France Presse
Farid, 19, estuda engenharia e fabricou uma granada de efeito moral. A 200 metros de distância da barreira de separação com Israel, ele lança o artefato nos soldados. Uma explosão de luz rompe a escuridão e, em seguida, ouve-se uma explosão que cobre, por alguns segundos, a música que toca no volume máximo do lado palestino.
Palestinos se reúnem em protesto noturno recente no muro fronteiriço na Faixa de Gaza e pedem fim do bloqueio israelense © SAID KHATIB |
"Vamos deixá-los loucos. Enquanto não dormirmos em segurança, também não vamos permitir que os soldados da ocupação [nome usado para se referir a Israel] durmam", disse Farid, que, assim como outros manifestantes, pede o fim do bloqueio israelense contra Gaza, em vigor há quase 15 anos.
Às pedras, coquetéis molotov e outros explosivos, o Exército responde com tiros. De vez em quando, um drone deixa cair gás lacrimogêneo em meio à escuridão, forçando os manifestantes palestinos a se dispersarem temporariamente. Não muito longe dali, vendedores ambulantes ajudam a matar a sede dos manifestantes, que chegaram de ônibus ao anoitecer, procedentes do centro de Gaza.
- "Semear confusão" -
Esses protestos, que se repetem em outros pontos do enclave palestino, poderiam parecer insignificantes, se não fosse pelo fato de deixarem mortos e feridos.
Três palestinos, incluindo um membro do braço armado do movimento islâmico Hamas, que governa Gaza, e um franco-atirador israelense morreram desde meados de agosto nesses confrontos.
Essas mortes também não deixam esquecer a fragilidade da trégua em vigor, desde maio passado, entre Israel e Hamas. De 10 a 21 do referido mês, o Exército israelense matou 260 palestinos de Gaza, e disparos de foguetes lançados, da Faixa, pelos movimentos armados, mataram 13 pessoas do lado israelense, incluindo um soldado, afirmam a polícia e o Exército.
Desde então, o Hamas disparou um único foguete contra Israel. Continuou, no entanto, lançando balões em chamas para o território israelense, que provocaram incêndios. A isso, a Força Aérea de Israel responde com bombardeios contra infraestruturas do braço armado do Hamas, como aconteceu esta semana.
"O Hamas prefere semear confusão na fronteira, porque entende que, se disparar foguetes, as represálias israelenses serão muito fortes", disse Kobi Michael, pesquisador e ex-chefe do Ministério israelense de Assuntos Estratégicos, encarregado das questões palestinas.
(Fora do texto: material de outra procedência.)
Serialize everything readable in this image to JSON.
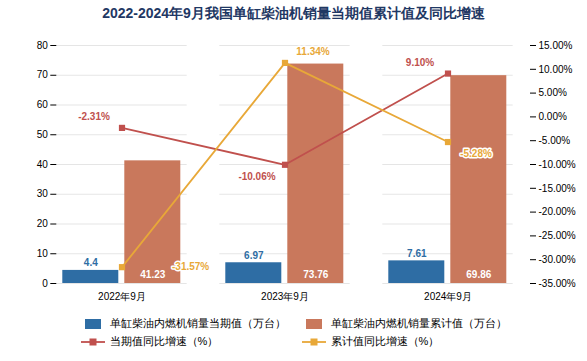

O movimento palestino aplica uma estratégia de escalada "limitada e cuidadosamente calculada", afirmou Mujaimer Abu Saada, professor de Ciência Política da Universidade Al-Azhar, de Gaza.
Seu objetivo é protestar contra as restrições israelenses que pesam sobre o território de dois milhões de habitantes, minado pela pobreza e pelo isolamento.
Desde o início de setembro, Israel fez ajustes nas restrições à entrada de mercadorias no território, aumentou a área, onde os pescadores de Gaza podem trabalhar, e aprovou um novo sistema de distribuição de ajuda catariana via ONU, que começará em breve.
Estas flexibilizações não são suficientes para o Hamas, que quer voltar à situação prévia à última ofensiva e espera "exasperar" Israel sem chegar a um "confronto armado aberto", acrescenta Abu Saada, que considera esta estratégia arriscada.
Segundo ele, é um risco, porque o movimento islâmico não tem capacidade de "controlar o nível de violência" na fronteira.
As manifestações atuais lembram muito as da "marcha do retorno". A partir de março de 2018 e durante um ano, todas as sextas-feiras na fronteira, reivindicou-se o fim do bloqueio e o direito de os palestinos poderem voltar para as terras de onde saíram, em 1948. Este foi o ano da criação do Estado de Israel.
Nestes protestos, marcados pela violência, 310 palestinos e oito israelenses morreram.
O Hamas, que considerou ter vencido a guerra em maio passado, "acredita que tem as rédeas da situação", disse Michael, "mas pode ser uma percepção errada, porque Israel está perdendo a paciência" e "não terá nenhum problema em responder, de forma muito agressiva, se o Hamas arrastá-lo para uma nova operação armada".